Alle spalle della band, sul maxischermo, vecchi televisori proiettano le immagini del glorioso passato, ma – ecco l’antidoto alla nostalgia-canaglia – la Jethro Tull-Tv riversa ironia e aneddoti gustosi, con una carrellata di personaggi legati alla storia della band che introducono i loro classici. Jeffrey Hammond, John Evan (travestito da daffodil inglese!) e Clive Bunker inseriscono idealmente il gettone del juke-box per pezzi come "Dharma For One", "A Song For Jeffrey" e "Heavy Horses". A sorpresa spuntano anche Tony Iommi - che Anderson ricorda essere stato chitarrista dei Tull per un solo concerto, prima di riunirsi ai suoi Earth, embrione dei futuri Black Sabbath – un altro mostro sacro della sei corde come Joe Bonamassa e il più giovane Slash dei Guns’n’Roses: tutti impegnati a rievocare tappe cruciali della carriera di Anderson e soci, come la sempiterna “Bourée”, riadattamento della celebre suite di Bach (ripreso poi anche con "Toccata And Fugue"), o le altrettanto amate “Thick As A Brick”, “Some Day The Sun Won't Shine For You” e "A New Day Yesterday", venate di quell’inconfondibile sfumatura folk-blues che fin dalle origini ha distinto la band di Blackpool dall’agguerrita concorrenza prog di colossi come King Crimson, Yes, Genesis e compagnia. Ma i Jethro Tull non si fanno mancare niente, inclusi sprazzi rinascimentali con il madrigale "Pastime With Good Company", scritto da Enrico VIII.

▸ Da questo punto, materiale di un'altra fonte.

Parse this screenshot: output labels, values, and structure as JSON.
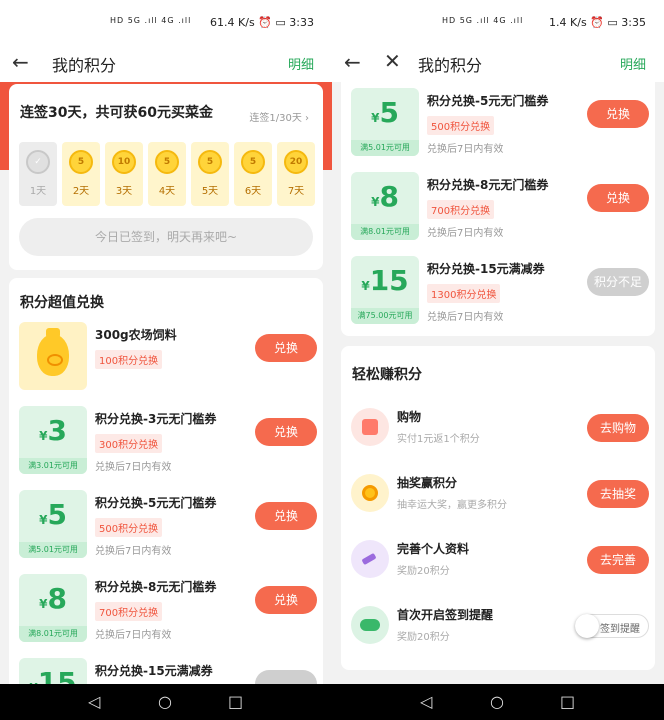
{
  "left": {
    "status": {
      "signal": "HD 5G .ıll 4G .ıll",
      "speed": "61.4 K/s",
      "time": "3:33"
    },
    "nav": {
      "title": "我的积分",
      "detail": "明细"
    },
    "sign": {
      "title": "连签30天，共可获60元买菜金",
      "progress": "连签1/30天 ›",
      "days": [
        {
          "coin": "✓",
          "label": "1天"
        },
        {
          "coin": "5",
          "label": "2天"
        },
        {
          "coin": "10",
          "label": "3天"
        },
        {
          "coin": "5",
          "label": "4天"
        },
        {
          "coin": "5",
          "label": "5天"
        },
        {
          "coin": "5",
          "label": "6天"
        },
        {
          "coin": "20",
          "label": "7天"
        }
      ],
      "button": "今日已签到，明天再来吧~"
    },
    "exchange": {
      "title": "积分超值兑换",
      "items": [
        {
          "name": "300g农场饲料",
          "tag": "100积分兑换",
          "button": "兑换"
        },
        {
          "amount": "3",
          "currency": "¥",
          "cond": "满3.01元可用",
          "name": "积分兑换-3元无门槛券",
          "tag": "300积分兑换",
          "valid": "兑换后7日内有效",
          "button": "兑换"
        },
        {
          "amount": "5",
          "currency": "¥",
          "cond": "满5.01元可用",
          "name": "积分兑换-5元无门槛券",
          "tag": "500积分兑换",
          "valid": "兑换后7日内有效",
          "button": "兑换"
        },
        {
          "amount": "8",
          "currency": "¥",
          "cond": "满8.01元可用",
          "name": "积分兑换-8元无门槛券",
          "tag": "700积分兑换",
          "valid": "兑换后7日内有效",
          "button": "兑换"
        },
        {
          "amount": "15",
          "currency": "¥",
          "name": "积分兑换-15元满减券"
        }
      ]
    }
  },
  "right": {
    "status": {
      "signal": "HD 5G .ıll 4G .ıll",
      "speed": "1.4 K/s",
      "time": "3:35"
    },
    "nav": {
      "title": "我的积分",
      "detail": "明细"
    },
    "exchange": {
      "items": [
        {
          "amount": "5",
          "currency": "¥",
          "cond": "满5.01元可用",
          "name": "积分兑换-5元无门槛券",
          "tag": "500积分兑换",
          "valid": "兑换后7日内有效",
          "button": "兑换"
        },
        {
          "amount": "8",
          "currency": "¥",
          "cond": "满8.01元可用",
          "name": "积分兑换-8元无门槛券",
          "tag": "700积分兑换",
          "valid": "兑换后7日内有效",
          "button": "兑换"
        },
        {
          "amount": "15",
          "currency": "¥",
          "cond": "满75.00元可用",
          "name": "积分兑换-15元满减券",
          "tag": "1300积分兑换",
          "valid": "兑换后7日内有效",
          "button": "积分不足"
        }
      ]
    },
    "earn": {
      "title": "轻松赚积分",
      "tasks": [
        {
          "name": "购物",
          "desc": "实付1元返1个积分",
          "button": "去购物"
        },
        {
          "name": "抽奖赢积分",
          "desc": "抽幸运大奖，赢更多积分",
          "button": "去抽奖"
        },
        {
          "name": "完善个人资料",
          "desc": "奖励20积分",
          "button": "去完善"
        },
        {
          "name": "首次开启签到提醒",
          "desc": "奖励20积分",
          "toggle": "签到提醒"
        }
      ]
    }
  },
  "sysnav": {
    "back": "◁",
    "home": "○",
    "recent": "□"
  },
  "colors": {
    "accent": "#f56a4e",
    "green": "#27a85a",
    "banner": "#f0553e"
  }
}
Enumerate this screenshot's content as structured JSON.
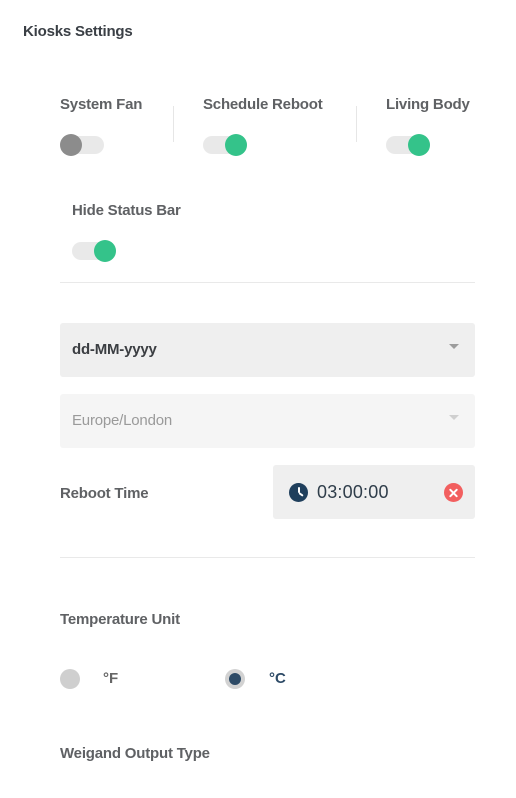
{
  "header": {
    "title": "Kiosks Settings"
  },
  "toggles": [
    {
      "label": "System Fan",
      "on": false
    },
    {
      "label": "Schedule Reboot",
      "on": true
    },
    {
      "label": "Living Body",
      "on": true
    },
    {
      "label": "Hide Status Bar",
      "on": true
    }
  ],
  "date_format": {
    "value": "dd-MM-yyyy"
  },
  "timezone": {
    "value": "Europe/London",
    "disabled": true
  },
  "reboot_time": {
    "label": "Reboot Time",
    "value": "03:00:00"
  },
  "temperature": {
    "label": "Temperature Unit",
    "options": [
      {
        "label": "°F",
        "selected": false
      },
      {
        "label": "°C",
        "selected": true
      }
    ]
  },
  "weigand": {
    "label": "Weigand Output Type"
  },
  "colors": {
    "accent": "#34c38a",
    "primary": "#2d4a66",
    "danger": "#f25f5f"
  }
}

Il settantenne Anderson ha dovuto rinunciare da tempo alla sua folta capigliatura e ora inizia francamente a rinunciare anche un po' alla sua voce: si vede che fatica, ma qualche cedimento qua e là non compromette la buona riuscita della performance, che lo vede imperversare con il suo flauto traverso in splendidi arabeschi armonici e clamorosi stacchi. Certo, si avverte il fatto che ad accompagnarlo non siano più i veri Tull, ma una pattuglia di valenti turnisti, che si ritrovano catapultati un po’ per caso nel mezzo di una leggenda: il drumming d’impronta jazz di Scott Hammond, ad esempio, non può reggere il confronto con il funambolismo di Barriemore Barlow e Clive Bunker, mentre Florian Ophale alla chitarra risulta un po’ troppo pulito rispetto alla grezza istintività folk-blues del marchio Tull, del resto già dato praticamente per estinto dallo stesso Anderson nel 2014.

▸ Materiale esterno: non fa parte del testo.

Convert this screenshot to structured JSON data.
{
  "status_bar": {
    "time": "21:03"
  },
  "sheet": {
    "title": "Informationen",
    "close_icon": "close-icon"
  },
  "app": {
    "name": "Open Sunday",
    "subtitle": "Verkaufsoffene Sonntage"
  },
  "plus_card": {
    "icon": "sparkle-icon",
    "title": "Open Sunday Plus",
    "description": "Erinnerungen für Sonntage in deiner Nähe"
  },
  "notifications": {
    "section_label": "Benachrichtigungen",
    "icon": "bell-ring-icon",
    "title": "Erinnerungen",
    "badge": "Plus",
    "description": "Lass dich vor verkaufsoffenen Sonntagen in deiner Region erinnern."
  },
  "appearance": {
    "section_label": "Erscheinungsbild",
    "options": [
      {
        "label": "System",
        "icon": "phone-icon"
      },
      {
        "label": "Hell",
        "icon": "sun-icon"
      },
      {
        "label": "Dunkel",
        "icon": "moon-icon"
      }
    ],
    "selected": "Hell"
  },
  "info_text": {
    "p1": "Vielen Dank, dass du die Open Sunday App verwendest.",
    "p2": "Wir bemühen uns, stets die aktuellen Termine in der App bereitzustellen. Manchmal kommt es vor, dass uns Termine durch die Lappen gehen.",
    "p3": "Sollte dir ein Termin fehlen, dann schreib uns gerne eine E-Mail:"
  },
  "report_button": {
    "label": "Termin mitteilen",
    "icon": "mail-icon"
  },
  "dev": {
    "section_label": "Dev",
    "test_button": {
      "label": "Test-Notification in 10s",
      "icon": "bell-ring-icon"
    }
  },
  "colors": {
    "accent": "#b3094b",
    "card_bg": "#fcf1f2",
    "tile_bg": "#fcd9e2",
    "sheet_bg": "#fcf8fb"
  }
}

“Too Old For Rock N' Roll/ Too Young To Die”? Il dilemma della celebre (e sempre meravigliosa) suite del 1976 - qui riproposta in modo impeccabile - si abbatte come un macigno sulla Cavea. Ma, in fondo, chi l’ha detto che il rock sia ancora musica per giovani? Anzi, forse sta diventando proprio il contrario, e un beffardo Anderson, con la sua storica postura da fenicottero, ce lo ricorda con graffiante humour british, proprio lui che cantava “Living In The Past” e che negli anni 80 si faceva spingere sul palco in carrozzella per ironizzare sull’età avanzata del gruppo. Una vena arguta che rispolvera anche presentando “My God”: “L'hanno presa tutti come una canzone contro la religione o Dio, invece non è così, è un completo delirio!”, si schermisce, a proposito di quella che resta invece una denuncia vibrante dell'ipocrisia e della falsità delle istituzioni ecclesiastiche.
C’è dell’ironia anche nello scambio vocale tra Ian e il giovane protagonista del video di “Aqualung”, che canta al suo posto – attraverso la versione originale del disco - diversi passaggi del brano, quasi a non voler guastare quel mirabolante quadretto urbano, in magico equilibrio tra le melodie di chitarra, i glissando e le improvvise ruvidezze. In pratica, la summa definitiva dell'artigianato prog di Anderson: semplice e diretto, per colpire allo stomaco l'ascoltatore, eppure colto negli arrangiamenti, sempre complessi e raffinati.

Poi, arriva quel soffio finale, titanico, travolgente di “Locomotive Breath” che scatena una meritata standing ovation, con immancabile assedio al palco. La locomotiva di Ian Anderson corre e sbuffa ancora, incurante delle mode, dell’età e del mondo crudele. Salirvi a bordo ci è piaciuto ancora, nonostante tutto. Ora però il viaggio è finito e, chissà, forse per sempre. Restano i dischi dei Jethro Tull, memorabili oggi come allora. E quell’irresistibile aroma di muffa al quale i seguaci del pifferaio magico di Dunfermline non riusciranno mai a resistere.